05th September, 2017 (last edited: 17th September, 2017)

Mimosa by Czech & Speake

I mostly smell white soap mixed with aquatic lily chemicals, lightly flavored with plasticky hairspray aldehydes, jasmine that's more indoles than jasmine, and just a tiny pinch of honeyed mimosa. It verges on mushroomy, and maintains a floral heaviness, but mostly just smells like aquatic soap. It's not terrible, but like others here are saying, it smells quite dated and not especially pleasant. I love a good mimosa note, but there isn't one to be found here, so I'm not finding this very satisfying because even without the mimosa focus, what this is doing isn't that great.
05th September, 2017

Neroli by Czech & Speake

A nice, traditional citrus cologne. Spicy orange and bergamot on top of orange blossom and petitgrain, with soap underneath. Given a little time, it all melts together into a pleasant woody, citrusy soap smell that lasts a few hours.

It's worth noting that this smells like orange blossom, as opposed to neroli, and yes there's a difference. They're both from the flowers of the bitter orange tree, but are extracted differently and smell completely different. An orange blossom note smells floral, like the flowers on an orange tree (and that's what this smells like), while neroli is that sweet but masculine candied green orange smell you'd know from Mugler Cologne or Original Vetiver or many other neroli perfumes, and that's not what this smells like. That's not really a complaint, but more a commentary and a warning that this is quite floral, though the woody petitgrain does a good job balancing the floralcy.
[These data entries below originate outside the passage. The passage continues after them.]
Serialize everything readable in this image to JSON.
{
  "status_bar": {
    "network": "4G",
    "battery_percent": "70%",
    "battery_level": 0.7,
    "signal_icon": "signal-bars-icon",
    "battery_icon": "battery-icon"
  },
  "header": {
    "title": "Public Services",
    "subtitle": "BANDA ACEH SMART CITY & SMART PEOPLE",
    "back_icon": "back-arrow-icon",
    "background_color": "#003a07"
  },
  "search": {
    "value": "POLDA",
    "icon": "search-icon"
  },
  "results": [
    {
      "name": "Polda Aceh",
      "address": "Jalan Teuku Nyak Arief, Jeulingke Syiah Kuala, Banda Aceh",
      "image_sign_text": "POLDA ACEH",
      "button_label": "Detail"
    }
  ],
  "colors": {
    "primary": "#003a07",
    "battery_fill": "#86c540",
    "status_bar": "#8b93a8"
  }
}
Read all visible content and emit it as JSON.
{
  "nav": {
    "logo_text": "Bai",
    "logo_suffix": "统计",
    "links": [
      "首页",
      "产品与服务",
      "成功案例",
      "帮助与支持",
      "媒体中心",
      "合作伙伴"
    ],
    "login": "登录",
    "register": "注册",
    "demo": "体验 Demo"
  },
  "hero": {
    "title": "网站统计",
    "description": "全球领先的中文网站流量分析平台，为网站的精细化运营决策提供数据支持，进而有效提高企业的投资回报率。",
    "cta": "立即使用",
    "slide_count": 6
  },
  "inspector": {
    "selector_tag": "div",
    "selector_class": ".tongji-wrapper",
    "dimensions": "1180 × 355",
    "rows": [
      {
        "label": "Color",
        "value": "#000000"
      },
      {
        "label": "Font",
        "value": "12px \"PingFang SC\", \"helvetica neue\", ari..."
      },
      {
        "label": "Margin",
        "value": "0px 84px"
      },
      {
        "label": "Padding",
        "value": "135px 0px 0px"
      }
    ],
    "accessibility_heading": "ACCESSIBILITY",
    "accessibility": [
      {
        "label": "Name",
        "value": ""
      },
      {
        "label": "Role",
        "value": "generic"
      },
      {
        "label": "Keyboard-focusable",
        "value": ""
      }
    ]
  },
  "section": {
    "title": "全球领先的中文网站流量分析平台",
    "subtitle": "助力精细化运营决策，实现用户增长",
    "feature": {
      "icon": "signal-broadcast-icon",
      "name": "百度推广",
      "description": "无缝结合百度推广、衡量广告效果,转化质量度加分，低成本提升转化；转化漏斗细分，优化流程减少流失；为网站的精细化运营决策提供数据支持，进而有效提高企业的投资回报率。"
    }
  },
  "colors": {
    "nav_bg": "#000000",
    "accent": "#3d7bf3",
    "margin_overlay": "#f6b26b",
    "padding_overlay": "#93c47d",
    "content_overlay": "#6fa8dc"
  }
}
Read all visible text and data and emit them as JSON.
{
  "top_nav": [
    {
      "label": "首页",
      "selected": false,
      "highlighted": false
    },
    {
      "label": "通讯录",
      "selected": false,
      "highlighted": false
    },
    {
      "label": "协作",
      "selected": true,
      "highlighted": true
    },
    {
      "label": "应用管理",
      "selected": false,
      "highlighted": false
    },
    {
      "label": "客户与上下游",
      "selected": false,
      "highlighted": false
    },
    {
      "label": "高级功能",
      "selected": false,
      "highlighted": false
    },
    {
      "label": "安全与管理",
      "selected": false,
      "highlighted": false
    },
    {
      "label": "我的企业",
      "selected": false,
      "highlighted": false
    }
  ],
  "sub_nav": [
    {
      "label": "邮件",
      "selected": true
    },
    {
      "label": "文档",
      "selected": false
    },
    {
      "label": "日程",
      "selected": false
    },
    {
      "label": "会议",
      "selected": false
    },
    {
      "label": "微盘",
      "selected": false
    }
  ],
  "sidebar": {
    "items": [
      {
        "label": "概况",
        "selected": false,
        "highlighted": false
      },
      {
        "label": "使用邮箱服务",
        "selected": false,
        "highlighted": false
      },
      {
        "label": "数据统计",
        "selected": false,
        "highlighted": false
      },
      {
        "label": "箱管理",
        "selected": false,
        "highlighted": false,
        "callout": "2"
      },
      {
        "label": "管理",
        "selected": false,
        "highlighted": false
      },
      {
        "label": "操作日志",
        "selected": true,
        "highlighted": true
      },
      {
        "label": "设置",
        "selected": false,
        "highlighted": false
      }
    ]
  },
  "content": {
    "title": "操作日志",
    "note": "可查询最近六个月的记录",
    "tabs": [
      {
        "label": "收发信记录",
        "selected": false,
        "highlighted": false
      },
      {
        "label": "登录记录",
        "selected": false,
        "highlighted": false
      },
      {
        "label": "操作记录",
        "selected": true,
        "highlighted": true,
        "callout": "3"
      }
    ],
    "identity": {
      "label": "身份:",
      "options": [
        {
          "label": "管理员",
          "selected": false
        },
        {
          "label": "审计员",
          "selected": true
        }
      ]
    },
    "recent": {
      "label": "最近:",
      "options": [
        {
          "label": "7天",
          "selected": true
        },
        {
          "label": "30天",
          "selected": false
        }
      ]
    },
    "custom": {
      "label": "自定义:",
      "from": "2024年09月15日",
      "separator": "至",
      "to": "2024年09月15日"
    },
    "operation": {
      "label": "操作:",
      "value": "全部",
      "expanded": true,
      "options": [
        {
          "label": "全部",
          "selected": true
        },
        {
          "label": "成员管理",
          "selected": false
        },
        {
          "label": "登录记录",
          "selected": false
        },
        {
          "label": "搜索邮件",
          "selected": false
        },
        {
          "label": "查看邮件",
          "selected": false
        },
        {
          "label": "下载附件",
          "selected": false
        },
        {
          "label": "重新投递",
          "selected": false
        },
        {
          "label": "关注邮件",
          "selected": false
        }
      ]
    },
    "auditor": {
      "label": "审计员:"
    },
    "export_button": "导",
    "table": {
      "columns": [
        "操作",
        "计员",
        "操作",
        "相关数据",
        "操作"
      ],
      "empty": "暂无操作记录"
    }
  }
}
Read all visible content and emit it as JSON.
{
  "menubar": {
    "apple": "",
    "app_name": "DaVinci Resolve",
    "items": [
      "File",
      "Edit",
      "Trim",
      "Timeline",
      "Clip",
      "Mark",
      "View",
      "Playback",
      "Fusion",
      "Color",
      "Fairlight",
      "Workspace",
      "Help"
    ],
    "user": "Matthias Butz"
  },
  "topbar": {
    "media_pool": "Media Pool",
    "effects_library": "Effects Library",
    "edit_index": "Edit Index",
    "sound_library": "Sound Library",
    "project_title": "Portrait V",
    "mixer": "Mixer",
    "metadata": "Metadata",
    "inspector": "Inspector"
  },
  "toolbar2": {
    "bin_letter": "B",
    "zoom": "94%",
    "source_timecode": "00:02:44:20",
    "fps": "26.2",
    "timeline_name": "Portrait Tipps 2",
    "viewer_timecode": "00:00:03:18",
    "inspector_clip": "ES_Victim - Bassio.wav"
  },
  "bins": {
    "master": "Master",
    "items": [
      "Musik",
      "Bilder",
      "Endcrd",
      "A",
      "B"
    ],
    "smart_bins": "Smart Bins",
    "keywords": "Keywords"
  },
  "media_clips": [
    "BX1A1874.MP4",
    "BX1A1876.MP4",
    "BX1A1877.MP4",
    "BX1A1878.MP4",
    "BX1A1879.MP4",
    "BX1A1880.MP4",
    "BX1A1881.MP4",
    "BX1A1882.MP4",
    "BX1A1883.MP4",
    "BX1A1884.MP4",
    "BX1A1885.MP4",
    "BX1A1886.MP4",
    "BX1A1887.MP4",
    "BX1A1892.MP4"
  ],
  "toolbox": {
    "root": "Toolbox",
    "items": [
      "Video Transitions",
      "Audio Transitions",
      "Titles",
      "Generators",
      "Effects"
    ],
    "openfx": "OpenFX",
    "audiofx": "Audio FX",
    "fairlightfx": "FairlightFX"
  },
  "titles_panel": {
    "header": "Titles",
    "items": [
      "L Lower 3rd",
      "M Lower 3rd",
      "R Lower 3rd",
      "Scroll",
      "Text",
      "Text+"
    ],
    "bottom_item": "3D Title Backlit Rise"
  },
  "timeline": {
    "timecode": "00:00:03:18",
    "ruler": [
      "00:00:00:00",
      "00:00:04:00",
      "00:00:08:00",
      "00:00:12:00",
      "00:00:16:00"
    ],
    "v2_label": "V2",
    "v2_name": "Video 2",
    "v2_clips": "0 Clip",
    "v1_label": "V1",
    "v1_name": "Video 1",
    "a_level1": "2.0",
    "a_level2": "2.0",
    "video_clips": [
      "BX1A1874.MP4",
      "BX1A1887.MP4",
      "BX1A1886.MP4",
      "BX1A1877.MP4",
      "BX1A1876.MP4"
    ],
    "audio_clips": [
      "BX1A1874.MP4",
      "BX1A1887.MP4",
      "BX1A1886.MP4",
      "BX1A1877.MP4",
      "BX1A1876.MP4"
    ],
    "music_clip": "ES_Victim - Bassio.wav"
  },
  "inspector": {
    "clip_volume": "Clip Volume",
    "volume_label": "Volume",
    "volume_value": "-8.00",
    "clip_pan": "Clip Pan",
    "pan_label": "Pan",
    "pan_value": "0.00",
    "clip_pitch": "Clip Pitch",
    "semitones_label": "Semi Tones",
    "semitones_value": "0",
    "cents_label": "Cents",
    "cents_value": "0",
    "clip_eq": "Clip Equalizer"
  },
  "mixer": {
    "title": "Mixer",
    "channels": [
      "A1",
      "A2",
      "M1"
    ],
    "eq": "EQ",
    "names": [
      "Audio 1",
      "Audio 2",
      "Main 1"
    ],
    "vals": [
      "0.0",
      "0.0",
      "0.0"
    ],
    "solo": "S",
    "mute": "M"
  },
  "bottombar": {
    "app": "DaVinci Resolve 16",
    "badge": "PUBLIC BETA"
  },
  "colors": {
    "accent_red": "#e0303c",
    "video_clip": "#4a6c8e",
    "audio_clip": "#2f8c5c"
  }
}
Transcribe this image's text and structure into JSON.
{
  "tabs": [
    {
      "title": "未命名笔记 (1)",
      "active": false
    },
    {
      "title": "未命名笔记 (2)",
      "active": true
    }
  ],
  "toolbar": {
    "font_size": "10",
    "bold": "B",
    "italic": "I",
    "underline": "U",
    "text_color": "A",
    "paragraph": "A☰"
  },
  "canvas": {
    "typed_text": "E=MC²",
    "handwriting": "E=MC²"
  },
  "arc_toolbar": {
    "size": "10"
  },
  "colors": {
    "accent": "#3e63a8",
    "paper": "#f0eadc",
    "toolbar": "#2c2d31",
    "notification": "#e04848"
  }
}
Anyway, as compared to the many other citrus colognes out there, C&S Neroli stands out for its woody depth, and for its pleasant balance of soap and citrus.
04th September, 2017

Cognac by Aftelier

This is really complicated and interesting. It kicks off with a shot of vodka smell, over maple-syrup immortelle and something kind of doughy. There's a background that's a mix of olive and grape, though they combine in a way that doesn't really smell like either one, but instead like a sort of fresh green smell with a sweet, jammy undertone. In addition, there's a curry leaf smell, and some sharp lemony verbena for lift, and there's a boozy wood element in there as well.

The mix of dough, immortelle, and jam makes for an interesting simulation of pancakes with syrup and grape jelly, but this is no gourmand. The curry and leaves and greens and woods keep it from smelling like breakfast.

Honestly, I want to like this more than I do. It's clever and unique and uses notes I've never smelled elsewhere. But in practical terms, it's a bit much, with so many themes running against each other at times. I'll vote neutral and leave it at that.